2016-11-28

By Sam Slaughter ‘12

When I started at City Year, I was coming off a year of working as a newspaper reporter for two small newspapers where the only real effort I had to put forth was staying awake for the fifty-five mile trip to and from the office each day. I’d had a year of grad school under my belt as well, and I was ready for a change. When I got to Manchester in the summer of 2011, I wasn’t sure what to expect. I hadn’t worked with kids, but I’d run organizations in college and I was coming in older than many of the other first year corps members. I figured I could handle whatever was thrown at me with ease.

Flash forward to the first night, a weeknight in October or November, when I found my first gray hair. The school days were long and they were beating me down. I was tired constantly, stressed out by my students, and generally not too keen on the idea of putting on my boots and red jacket every morning at a time that was way-too-early (though, now, is normal for me). I persisted, though. I set myself to work harder, to figure out new solutions, and worked to communicate better with my teammates to try and figure out the problems that we faced not only with our students but as a team as a whole. It was in these months—let’s say November through March—that I developed a number of skills that I still use in my life every day.

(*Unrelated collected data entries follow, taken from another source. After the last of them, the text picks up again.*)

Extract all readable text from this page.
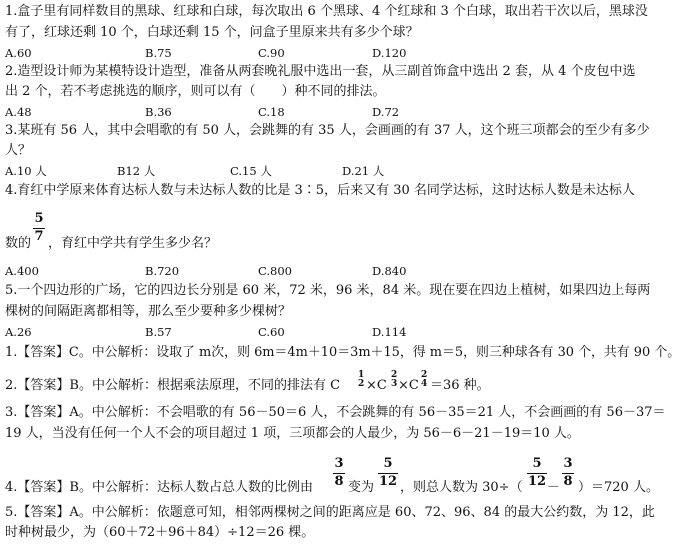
1.盒子里有同样数目的黑球、红球和白球，每次取出 6 个黑球、4 个红球和 3 个白球，取出若干次以后，黑球没
有了，红球还剩 10 个，白球还剩 15 个，问盒子里原来共有多少个球？
A.60	B.75	C.90	D.120
2.造型设计师为某模特设计造型，准备从两套晚礼服中选出一套，从三副首饰盒中选出 2 套，从 4 个皮包中选
出 2 个，若不考虑挑选的顺序，则可以有（　　）种不同的排法。
A.48	B.36	C.18	D.72
3.某班有 56 人，其中会唱歌的有 50 人，会跳舞的有 35 人，会画画的有 37 人，这个班三项都会的至少有多少
人？
A.10 人	B12 人	C.15 人	D.21 人
4.育红中学原来体育达标人数与未达标人数的比是 3∶5，后来又有 30 名同学达标，这时达标人数是未达标人
数的
5
7 ，育红中学共有学生多少名？
A.400	B.720	C.800	D.840
5.一个四边形的广场，它的四边长分别是 60 米，72 米，96 米，84 米。现在要在四边上植树，如果四边上每两
棵树的间隔距离都相等，那么至少要种多少棵树？
A.26	B.57	C.60	D.114
1.【答案】C。中公解析：设取了 m次，则 6m＝4m＋10＝3m＋15，得 m＝5，则三种球各有 30 个，共有 90 个。
2.【答案】B。中公解析：根据乘法原理，不同的排法有 C
1
2 ×C
2
3 ×C
2
4 ＝36 种。
3.【答案】A。中公解析：不会唱歌的有 56－50＝6 人，不会跳舞的有 56－35＝21 人，不会画画的有 56－37＝
19 人，当没有任何一个人不会的项目超过 1 项，三项都会的人最少，为 56－6－21－19＝10 人。
4.【答案】B。中公解析：达标人数占总人数的比例由
3
8 变为
5
12 ，则总人数为 30÷（
5
12 －
3
8 ）＝720 人。
5.【答案】A。中公解析：依题意可知，相邻两棵树之间的距离应是 60、72、96、84 的最大公约数，为 12，此
时种树最少，为（60＋72＋96＋84）÷12＝26 棵。
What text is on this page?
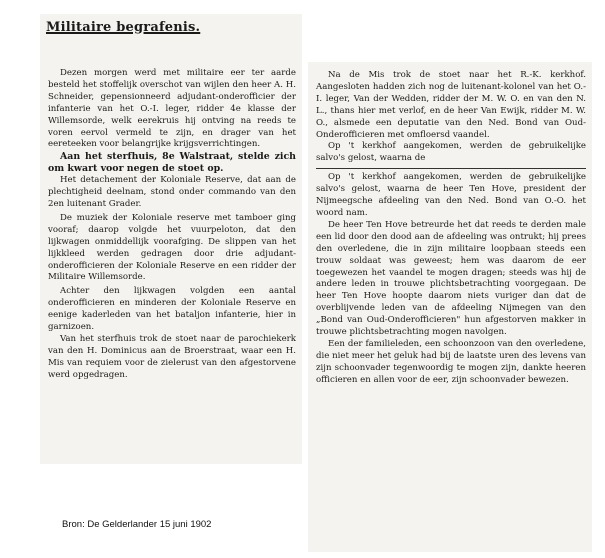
Militaire begrafenis.

Dezen morgen werd met militaire eer ter aarde besteld het stoffelijk overschot van wijlen den heer A. H. Schneider, gepensionneerd adjudant-onderofficier der infanterie van het O.-I. leger, ridder 4e klasse der Willemsorde, welk eerekruis hij ontving na reeds te voren eervol vermeld te zijn, en drager van het eereteeken voor belangrijke krijgsverrichtingen.

Aan het sterfhuis, 8e Walstraat, stelde zich om kwart voor negen de stoet op.

Het detachement der Koloniale Reserve, dat aan de plechtigheid deelnam, stond onder commando van den 2en luitenant Grader.

De muziek der Koloniale reserve met tamboer ging vooraf; daarop volgde het vuurpeloton, dat den lijkwagen onmiddellijk voorafging. De slippen van het lijkkleed werden gedragen door drie adjudant-onderofficieren der Koloniale Reserve en een ridder der Militaire Willemsorde.

Achter den lijkwagen volgden een aantal onderofficieren en minderen der Koloniale Reserve en eenige kaderleden van het bataljon infanterie, hier in garnizoen.

Van het sterfhuis trok de stoet naar de parochiekerk van den H. Dominicus aan de Broerstraat, waar een H. Mis van requiem voor de zielerust van den afgestorvene werd opgedragen.

Na de Mis trok de stoet naar het R.-K. kerkhof. Aangesloten hadden zich nog de luitenant-kolonel van het O.-I. leger, Van der Wedden, ridder der M. W. O. en van den N. L., thans hier met verlof, en de heer Van Ewijk, ridder M. W. O., alsmede een deputatie van den Ned. Bond van Oud-Onderofficieren met omfloersd vaandel.

Op 't kerkhof aangekomen, werden de gebruikelijke salvo's gelost, waarna de

Op 't kerkhof aangekomen, werden de gebruikelijke salvo's gelost, waarna de heer Ten Hove, president der Nijmeegsche afdeeling van den Ned. Bond van O.-O. het woord nam.

De heer Ten Hove betreurde het dat reeds te derden male een lid door den dood aan de afdeeling was ontrukt; hij prees den overledene, die in zijn militaire loopbaan steeds een trouw soldaat was geweest; hem was daarom de eer toegewezen het vaandel te mogen dragen; steeds was hij de andere leden in trouwe plichtsbetrachting voorgegaan. De heer Ten Hove hoopte daarom niets vuriger dan dat de overblijvende leden van de afdeeling Nijmegen van den „Bond van Oud-Onderofficieren" hun afgestorven makker in trouwe plichtsbetrachting mogen navolgen.

Een der familieleden, een schoonzoon van den overledene, die niet meer het geluk had bij de laatste uren des levens van zijn schoonvader tegenwoordig te mogen zijn, dankte heeren officieren en allen voor de eer, zijn schoonvader bewezen.

Bron: De Gelderlander 15 juni 1902
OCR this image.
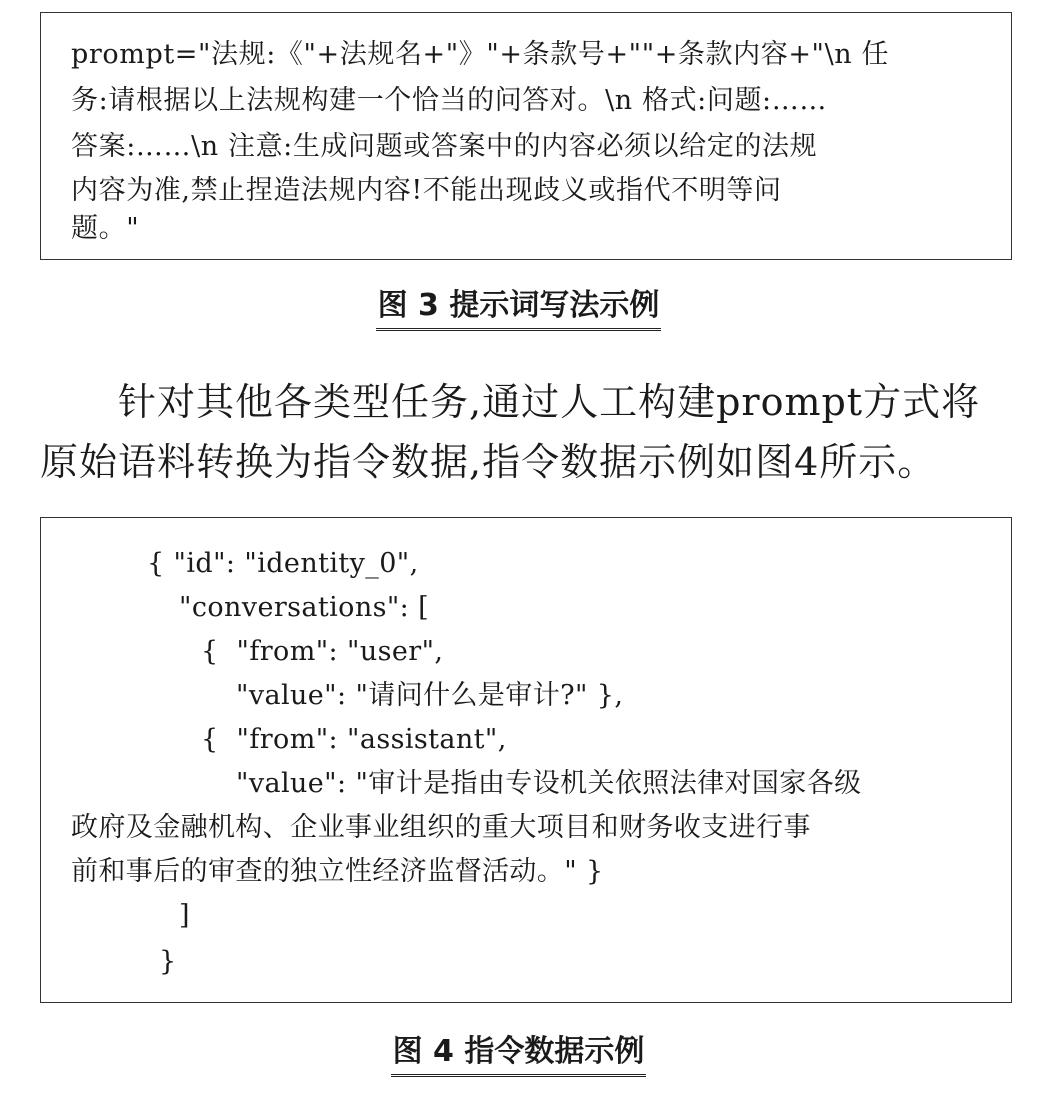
prompt="法规:《"+法规名+"》"+条款号+""+条款内容+"\n 任
务:请根据以上法规构建一个恰当的问答对。\n 格式:问题:……
答案:……\n 注意:生成问题或答案中的内容必须以给定的法规
内容为准,禁止捏造法规内容!不能出现歧义或指代不明等问
题。"
图 3 提示词写法示例
针对其他各类型任务,通过人工构建prompt方式将
原始语料转换为指令数据,指令数据示例如图4所示。
{ "id": "identity_0",
"conversations": [
{  "from": "user",
"value": "请问什么是审计?" },
{  "from": "assistant",
"value": "审计是指由专设机关依照法律对国家各级
政府及金融机构、企业事业组织的重大项目和财务收支进行事
前和事后的审查的独立性经济监督活动。" }
]
}
图 4 指令数据示例
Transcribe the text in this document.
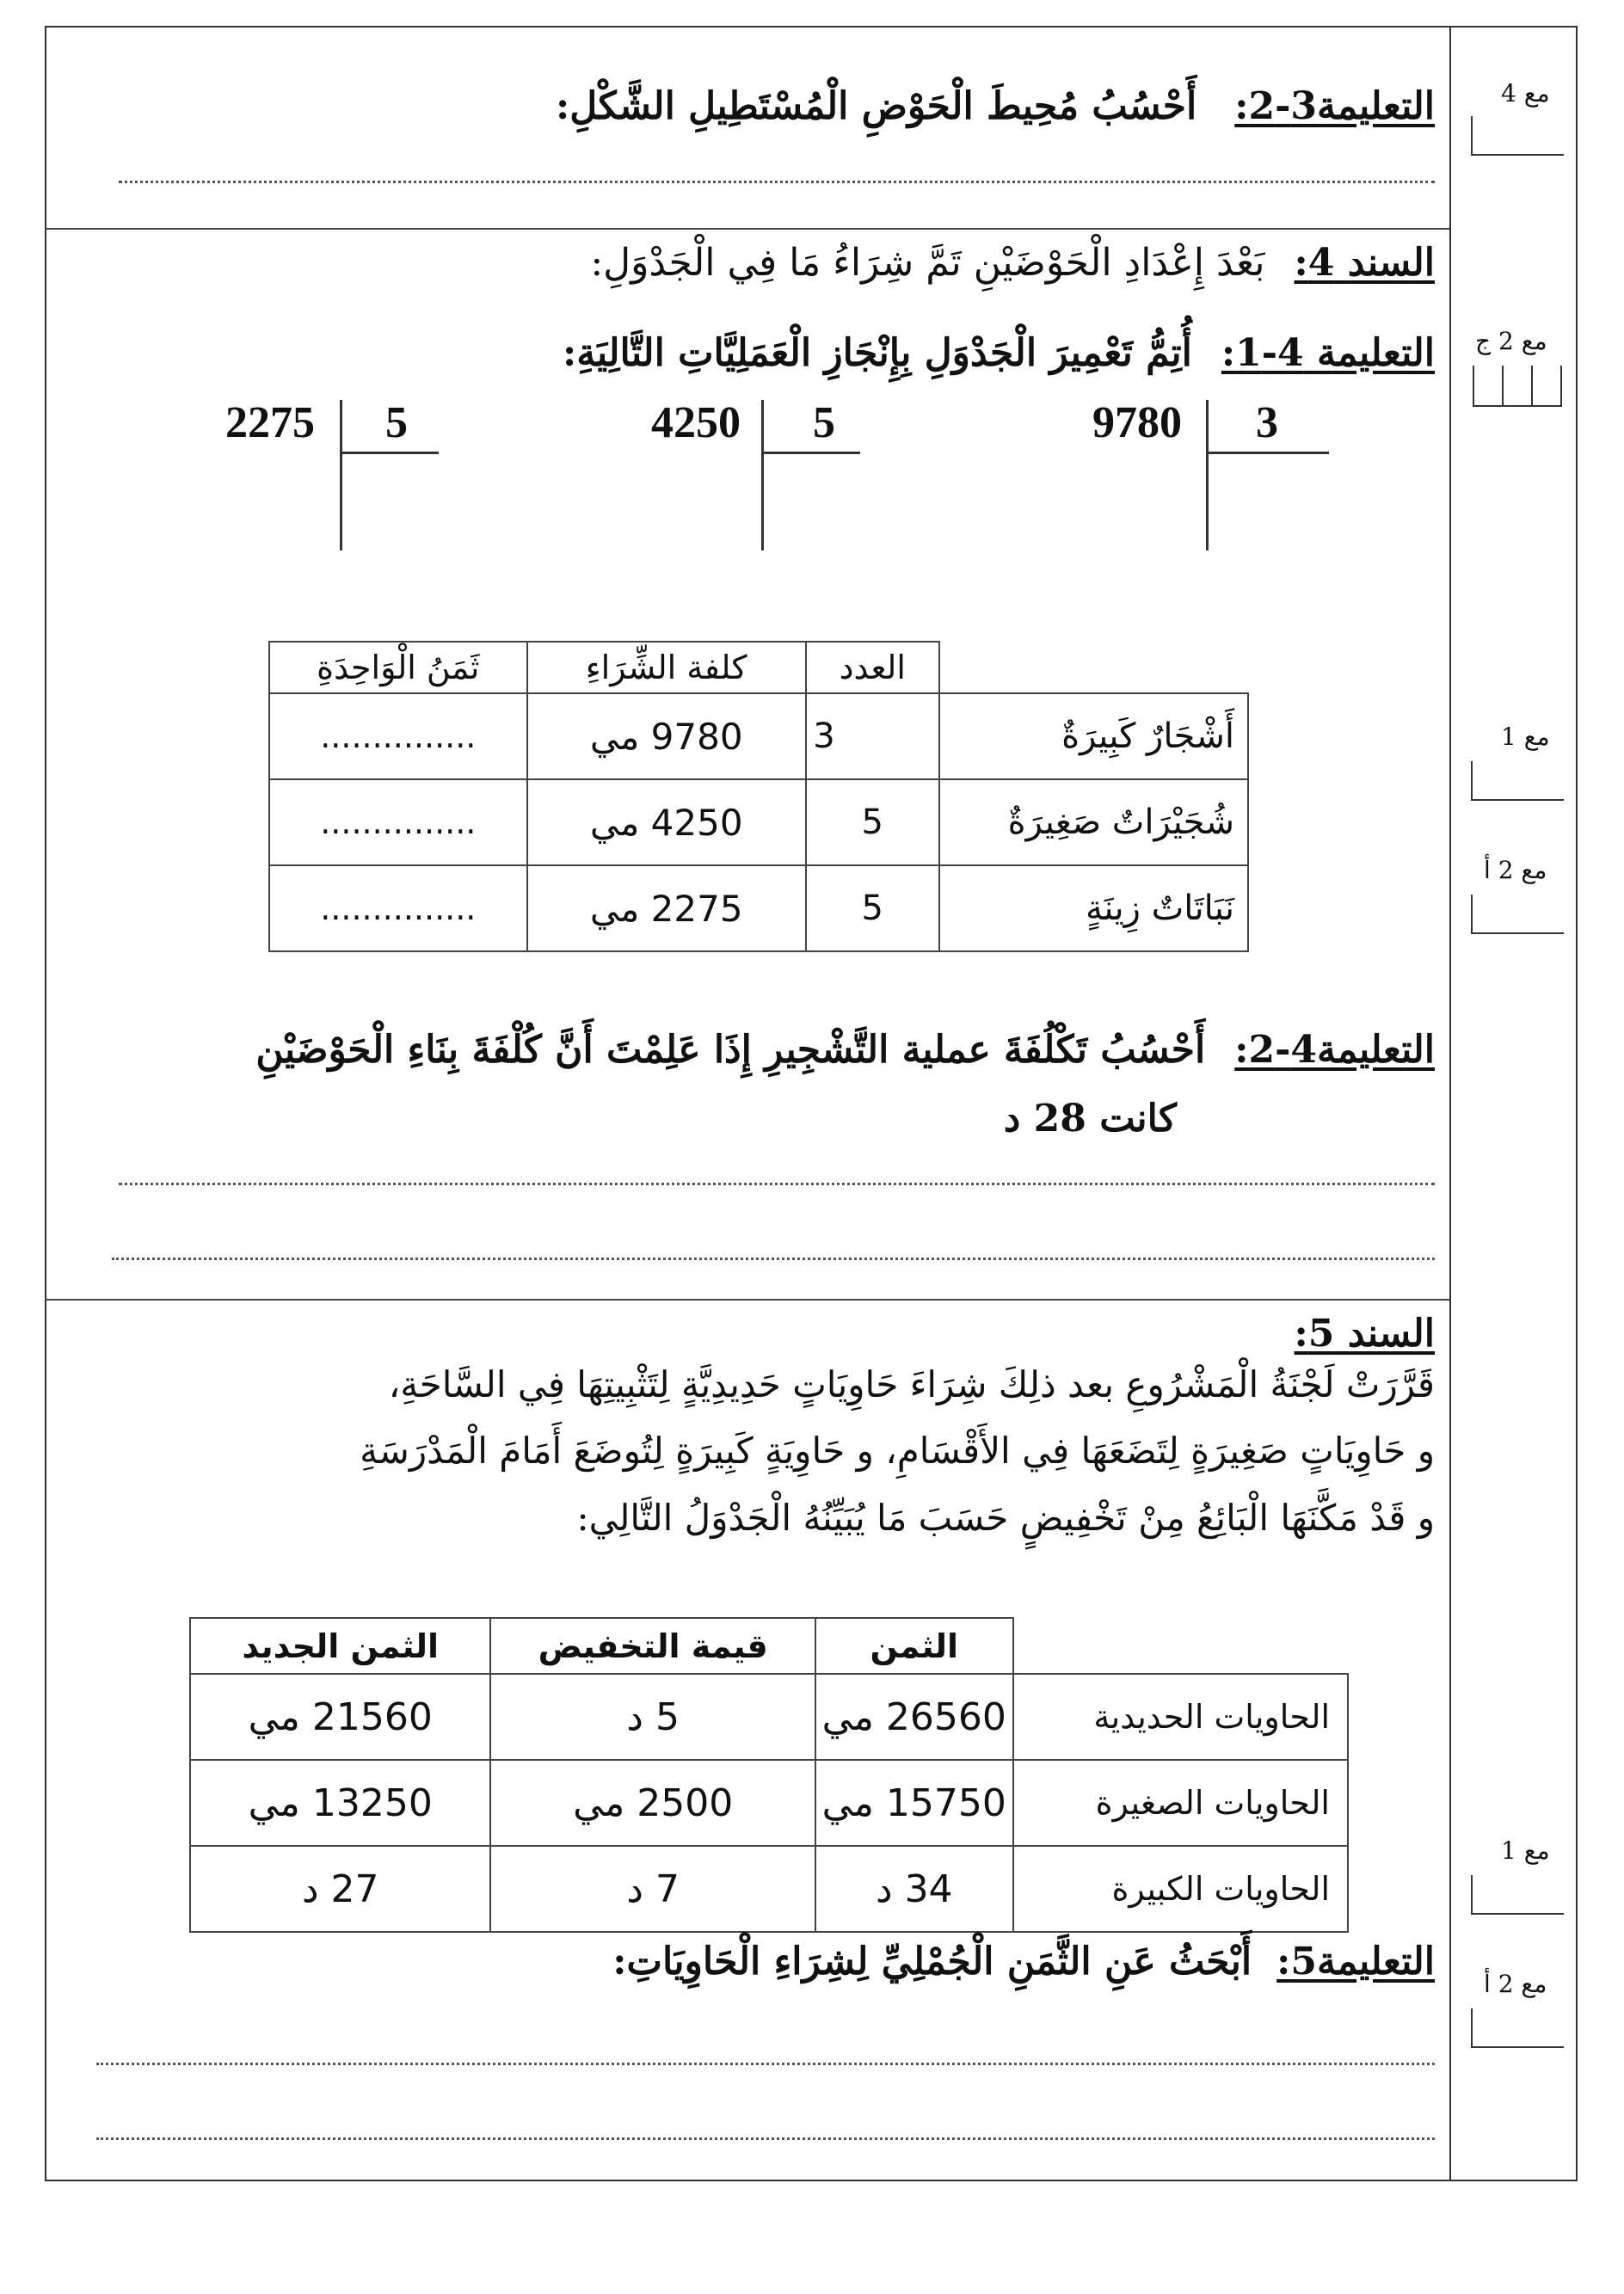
مع 4
مع 2 ج
مع 1
مع 2 أ
مع 1
مع 2 أ
التعليمة3-2: أَحْسُبُ مُحِيطَ الْحَوْضِ الْمُسْتَطِيلِ الشَّكْلِ:
السند 4: بَعْدَ إِعْدَادِ الْحَوْضَيْنِ تَمَّ شِرَاءُ مَا فِي الْجَدْوَلِ:
التعليمة 4-1: أُتِمُّ تَعْمِيرَ الْجَدْوَلِ بِإِنْجَازِ الْعَمَلِيَّاتِ التَّالِيَةِ:
2275 5	4250 5	9780 3
	العدد	كلفة الشِّرَاءِ	ثَمَنُ الْوَاحِدَةِ
أَشْجَارٌ كَبِيرَةٌ	3	9780 مي	...............
شُجَيْرَاتٌ صَغِيرَةٌ	5	4250 مي	...............
نَبَاتَاتٌ زِينَةٍ	5	2275 مي	...............
التعليمة4-2: أَحْسُبُ تَكْلُفَةَ عملية التَّشْجِيرِ إِذَا عَلِمْتَ أَنَّ كُلْفَةَ بِنَاءِ الْحَوْضَيْنِ
كانت 28 د
السند 5:
قَرَّرَتْ لَجْنَةُ الْمَشْرُوعِ بعد ذلِكَ شِرَاءَ حَاوِيَاتٍ حَدِيدِيَّةٍ لِتَثْبِيتِهَا فِي السَّاحَةِ،
و حَاوِيَاتٍ صَغِيرَةٍ لِتَضَعَهَا فِي الأَقْسَامِ، و حَاوِيَةٍ كَبِيرَةٍ لِتُوضَعَ أَمَامَ الْمَدْرَسَةِ
و قَدْ مَكَّنَهَا الْبَائِعُ مِنْ تَخْفِيضٍ حَسَبَ مَا يُبَيِّنُهُ الْجَدْوَلُ التَّالِي:
	الثمن	قيمة التخفيض	الثمن الجديد
الحاويات الحديدية	26560 مي	5 د	21560 مي
الحاويات الصغيرة	15750 مي	2500 مي	13250 مي
الحاويات الكبيرة	34 د	7 د	27 د
التعليمة5: أَبْحَثُ عَنِ الثَّمَنِ الْجُمْلِيِّ لِشِرَاءِ الْحَاوِيَاتِ:
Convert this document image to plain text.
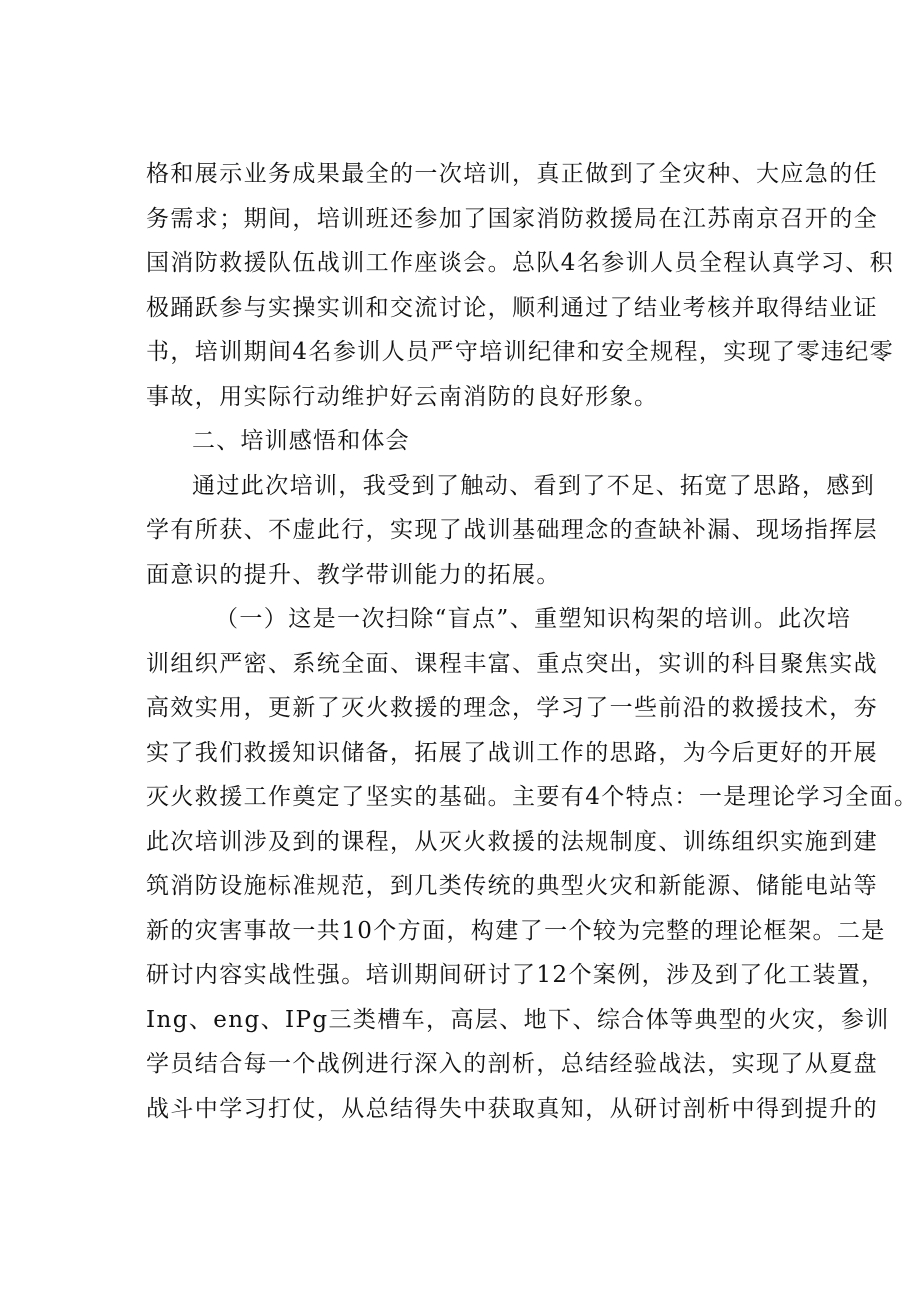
格和展示业务成果最全的一次培训，真正做到了全灾种、大应急的任
务需求；期间，培训班还参加了国家消防救援局在江苏南京召开的全
国消防救援队伍战训工作座谈会。总队4名参训人员全程认真学习、积
极踊跃参与实操实训和交流讨论，顺利通过了结业考核并取得结业证
书，培训期间4名参训人员严守培训纪律和安全规程，实现了零违纪零
事故，用实际行动维护好云南消防的良好形象。
二、培训感悟和体会
通过此次培训，我受到了触动、看到了不足、拓宽了思路，感到
学有所获、不虚此行，实现了战训基础理念的查缺补漏、现场指挥层
面意识的提升、教学带训能力的拓展。
（一）这是一次扫除“盲点”、重塑知识构架的培训。此次培
训组织严密、系统全面、课程丰富、重点突出，实训的科目聚焦实战
高效实用，更新了灭火救援的理念，学习了一些前沿的救援技术，夯
实了我们救援知识储备，拓展了战训工作的思路，为今后更好的开展
灭火救援工作奠定了坚实的基础。主要有4个特点：一是理论学习全面。
此次培训涉及到的课程，从灭火救援的法规制度、训练组织实施到建
筑消防设施标准规范，到几类传统的典型火灾和新能源、储能电站等
新的灾害事故一共10个方面，构建了一个较为完整的理论框架。二是
研讨内容实战性强。培训期间研讨了12个案例，涉及到了化工装置，
Ing、eng、IPg三类槽车，高层、地下、综合体等典型的火灾，参训
学员结合每一个战例进行深入的剖析，总结经验战法，实现了从夏盘
战斗中学习打仗，从总结得失中获取真知，从研讨剖析中得到提升的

First, I learned what actual hard work meant. Before CY, I was at best what you might consider mildly productive. I was one of the kids who didn’t have to work hard to produce—I could get decent grades without studying and writing a paper or working on a project never took that much out of me. (I never and still have never had to pull an all-nighter to do something.) For City Year, though, there was always more work to be done. Papers to be graded, lessons to be planned, activities to be prepared for. I had to learn new ways to work smarter and more efficiently. They weren’t always big, but they were effective. Meal planning, prioritization, and a slew of other tasks often referred to as “adulting” all became parts of my life because of City Year.

Second, I learned how important open and clear communication is to any successful relationship—business or otherwise. Currently, I work as a spirits writer (read: I write about alcohol) for a number of magazines. Most of my work is done through emails, phone calls, et cetera. I cannot successfully do my job without speaking to people daily. Learning how to talk to my team at Wilson school, even if we were upset or annoyed with each other, was a great lesson in learning how to approach a wide variety of conversations that I’ve engaged in in my work.

It’s easy to pull out these two skills as things I learned during my time in City Year, but it really goes beyond that. I used a variety of skills to learn more about myself and what I was capable of in that year than in any other before it. I learned that if I set my mind to something, I’d get through it. I might not always be successful, but failing has had and will continue to have its benefits, too. In the end, if I can wake up and make progress of some sort on something, then I know I’m doing well.